Femmes et cinéma (2/6): Olivia de Havilland, une rebelle à Hollywood

Son combat aura coûté cher à la star (l'équivalent de 200 000 euros, plus le manque généré par une période sans tourner), mais il a changé du tout au tout la donne à Hollywood. © GETTY IMAGES
Louis Danvers
Louis Danvers Journaliste cinéma

La lutte victorieuse d’Olivia de Havilland contre la toute-puissance des studios a changé la face de l’industrie du film.

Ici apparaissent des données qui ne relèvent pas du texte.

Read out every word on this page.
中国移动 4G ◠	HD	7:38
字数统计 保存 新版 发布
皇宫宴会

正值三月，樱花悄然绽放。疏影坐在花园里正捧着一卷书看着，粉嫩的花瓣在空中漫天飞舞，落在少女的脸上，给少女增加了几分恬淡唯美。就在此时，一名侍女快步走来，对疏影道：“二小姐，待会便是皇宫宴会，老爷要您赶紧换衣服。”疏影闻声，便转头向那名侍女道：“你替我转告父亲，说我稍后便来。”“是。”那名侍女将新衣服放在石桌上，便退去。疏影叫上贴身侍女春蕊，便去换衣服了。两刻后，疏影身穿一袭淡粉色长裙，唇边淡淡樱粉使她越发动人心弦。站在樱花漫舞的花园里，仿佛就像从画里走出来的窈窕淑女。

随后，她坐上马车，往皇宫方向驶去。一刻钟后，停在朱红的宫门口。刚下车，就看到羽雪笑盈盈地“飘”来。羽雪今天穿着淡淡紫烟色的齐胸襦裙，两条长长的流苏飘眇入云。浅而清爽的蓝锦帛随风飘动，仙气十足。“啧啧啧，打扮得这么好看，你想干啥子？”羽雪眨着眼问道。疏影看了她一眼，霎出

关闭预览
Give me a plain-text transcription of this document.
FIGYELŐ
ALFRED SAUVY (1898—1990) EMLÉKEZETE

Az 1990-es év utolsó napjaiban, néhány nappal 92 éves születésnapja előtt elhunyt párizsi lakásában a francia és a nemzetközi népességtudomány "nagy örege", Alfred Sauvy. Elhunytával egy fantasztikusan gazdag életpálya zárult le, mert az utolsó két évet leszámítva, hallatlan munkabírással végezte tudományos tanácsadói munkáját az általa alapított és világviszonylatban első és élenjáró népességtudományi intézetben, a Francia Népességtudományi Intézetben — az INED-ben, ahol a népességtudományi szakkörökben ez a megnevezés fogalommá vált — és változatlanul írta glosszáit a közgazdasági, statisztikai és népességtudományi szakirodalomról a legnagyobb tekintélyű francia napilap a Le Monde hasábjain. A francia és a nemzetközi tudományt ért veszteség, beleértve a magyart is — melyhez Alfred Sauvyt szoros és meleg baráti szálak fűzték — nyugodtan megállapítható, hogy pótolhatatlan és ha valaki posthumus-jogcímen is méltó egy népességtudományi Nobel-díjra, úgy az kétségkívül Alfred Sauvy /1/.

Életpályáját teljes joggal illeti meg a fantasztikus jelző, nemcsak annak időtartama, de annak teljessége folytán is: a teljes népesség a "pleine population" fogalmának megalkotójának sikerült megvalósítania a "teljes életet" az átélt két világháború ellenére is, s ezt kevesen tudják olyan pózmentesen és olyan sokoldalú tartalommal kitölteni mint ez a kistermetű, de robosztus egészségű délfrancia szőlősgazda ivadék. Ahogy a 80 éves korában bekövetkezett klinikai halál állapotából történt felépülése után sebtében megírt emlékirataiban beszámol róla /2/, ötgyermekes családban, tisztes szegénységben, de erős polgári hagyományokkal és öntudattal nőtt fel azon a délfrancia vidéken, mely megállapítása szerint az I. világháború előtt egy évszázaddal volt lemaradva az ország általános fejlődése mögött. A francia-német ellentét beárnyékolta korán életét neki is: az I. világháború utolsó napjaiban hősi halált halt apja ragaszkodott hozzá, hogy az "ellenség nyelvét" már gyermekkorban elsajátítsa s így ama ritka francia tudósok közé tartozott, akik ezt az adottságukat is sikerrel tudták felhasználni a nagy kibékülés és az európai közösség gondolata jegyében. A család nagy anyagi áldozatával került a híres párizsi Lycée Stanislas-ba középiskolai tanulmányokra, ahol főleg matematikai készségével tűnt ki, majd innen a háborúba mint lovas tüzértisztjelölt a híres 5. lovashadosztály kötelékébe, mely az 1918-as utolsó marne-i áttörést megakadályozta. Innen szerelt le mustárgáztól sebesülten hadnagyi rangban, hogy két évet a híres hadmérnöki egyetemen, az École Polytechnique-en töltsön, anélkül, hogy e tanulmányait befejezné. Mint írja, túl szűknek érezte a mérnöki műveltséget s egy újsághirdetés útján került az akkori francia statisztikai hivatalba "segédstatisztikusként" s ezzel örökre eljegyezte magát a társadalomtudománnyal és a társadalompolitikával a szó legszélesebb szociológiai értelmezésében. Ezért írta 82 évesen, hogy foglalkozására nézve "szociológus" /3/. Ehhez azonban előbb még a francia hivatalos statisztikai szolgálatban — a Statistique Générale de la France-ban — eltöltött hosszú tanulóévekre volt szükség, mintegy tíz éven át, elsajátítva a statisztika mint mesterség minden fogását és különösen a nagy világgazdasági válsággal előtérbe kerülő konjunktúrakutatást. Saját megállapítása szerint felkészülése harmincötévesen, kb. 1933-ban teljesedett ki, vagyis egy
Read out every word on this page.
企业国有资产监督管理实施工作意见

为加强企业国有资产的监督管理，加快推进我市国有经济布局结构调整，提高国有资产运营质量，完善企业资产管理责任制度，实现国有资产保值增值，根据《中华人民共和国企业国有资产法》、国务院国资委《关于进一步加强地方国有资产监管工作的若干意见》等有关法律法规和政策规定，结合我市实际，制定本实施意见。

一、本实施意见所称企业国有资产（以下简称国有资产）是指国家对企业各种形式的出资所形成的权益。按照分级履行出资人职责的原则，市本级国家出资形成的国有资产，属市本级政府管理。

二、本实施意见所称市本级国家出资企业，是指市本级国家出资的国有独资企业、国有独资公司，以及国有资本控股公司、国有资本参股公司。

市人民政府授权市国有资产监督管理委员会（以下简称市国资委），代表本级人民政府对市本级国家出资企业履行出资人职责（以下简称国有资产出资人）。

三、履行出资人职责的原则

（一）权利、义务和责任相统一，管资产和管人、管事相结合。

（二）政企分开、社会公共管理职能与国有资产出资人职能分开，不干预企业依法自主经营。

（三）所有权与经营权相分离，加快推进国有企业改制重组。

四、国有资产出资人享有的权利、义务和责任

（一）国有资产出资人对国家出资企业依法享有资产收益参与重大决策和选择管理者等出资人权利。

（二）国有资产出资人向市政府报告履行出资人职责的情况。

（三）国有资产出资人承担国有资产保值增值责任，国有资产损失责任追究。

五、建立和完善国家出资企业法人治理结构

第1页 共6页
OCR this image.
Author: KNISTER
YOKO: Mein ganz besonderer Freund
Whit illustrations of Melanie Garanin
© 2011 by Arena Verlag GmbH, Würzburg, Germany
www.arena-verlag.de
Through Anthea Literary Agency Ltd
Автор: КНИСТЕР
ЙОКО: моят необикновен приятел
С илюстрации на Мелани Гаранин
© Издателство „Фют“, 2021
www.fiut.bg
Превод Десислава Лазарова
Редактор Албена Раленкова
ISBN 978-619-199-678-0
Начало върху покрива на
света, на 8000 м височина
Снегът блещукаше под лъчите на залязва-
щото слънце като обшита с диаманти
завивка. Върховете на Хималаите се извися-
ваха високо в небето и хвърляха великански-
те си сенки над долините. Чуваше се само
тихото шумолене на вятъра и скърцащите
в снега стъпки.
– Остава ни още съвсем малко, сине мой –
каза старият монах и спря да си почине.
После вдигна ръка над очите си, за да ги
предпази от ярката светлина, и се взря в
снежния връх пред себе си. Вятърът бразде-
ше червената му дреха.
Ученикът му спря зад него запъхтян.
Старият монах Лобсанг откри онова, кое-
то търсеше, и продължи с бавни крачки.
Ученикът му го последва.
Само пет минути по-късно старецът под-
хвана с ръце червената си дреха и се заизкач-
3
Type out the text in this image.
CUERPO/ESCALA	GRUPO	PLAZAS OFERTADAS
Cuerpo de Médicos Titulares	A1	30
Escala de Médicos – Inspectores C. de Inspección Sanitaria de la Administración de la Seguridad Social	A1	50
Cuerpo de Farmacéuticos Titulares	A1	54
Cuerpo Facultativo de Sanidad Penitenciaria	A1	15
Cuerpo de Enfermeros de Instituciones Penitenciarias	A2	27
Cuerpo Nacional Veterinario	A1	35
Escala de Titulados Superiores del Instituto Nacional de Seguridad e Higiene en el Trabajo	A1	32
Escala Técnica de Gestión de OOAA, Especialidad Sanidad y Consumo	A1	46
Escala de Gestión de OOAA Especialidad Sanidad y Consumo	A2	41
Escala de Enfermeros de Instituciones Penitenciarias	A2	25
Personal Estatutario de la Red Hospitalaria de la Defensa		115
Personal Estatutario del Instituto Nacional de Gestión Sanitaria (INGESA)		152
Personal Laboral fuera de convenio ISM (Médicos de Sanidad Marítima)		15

Novembre 1943. Le patron de Warner Bros reçoit un courrier qui manque de le faire tomber à la renverse. Olivia de Havilland, une des plus grandes stars à être sous contrat avec le puissant studio, l’attaque en justice. Son amie Bette Davis s’y était déjà risquée un peu auparavant, en quittant Hollywood et en portant sa cause devant les tribunaux anglais. Elle avait perdu… Mais l’agent d’Olivia est aussi avocat. Il épouse la cause de sa cliente avec une confiance absolue. Cette fois sera la bonne! La raison du conflit? L’actrice sous contrat avec le studio depuis ses 19 ans s’est rapidement rebellée contre la tyrannie du big boss, Jack Warner. Elle a sollicité (avec succès parfois) des prêts à d’autres maisons de production. Elle a aussi refusé de nombreux rôles, ce qui lui a valu d’être plusieurs fois mise à pied. Son contrat de sept ans venant à échéance, elle s’est crue bientôt libre. Mais Warner Bros a décidé d’ajouter ses périodes d’inactivité forcée à la durée prévue… 25 semaines de rallonge. Insupportable pour Olivia, à qui le premier jugement donnera raison. Le juge assimilant, dans ses attendus, les pratiques du studio à du servage! La Warner ne se le tient pas pour dit. Elle fait appel, tout en poursuivant une campagne de dénigrement contre l’actrice, doublée d’une incitation à la profession pour qu’elle la boycotte. Raté! Le jugement sera par deux fois confirmé, par la Cour d’Appel en 1944 et la Cour Suprême de Californie en 1945. Son combat aura coûté cher à la star (l’équivalent de 200 000 euros, plus le manque généré par une période sans tourner), mais il a changé du tout au tout la donne à Hollywood, créant une jurisprudence dont actrices et acteurs allaient pouvoir se réclamer par la suite…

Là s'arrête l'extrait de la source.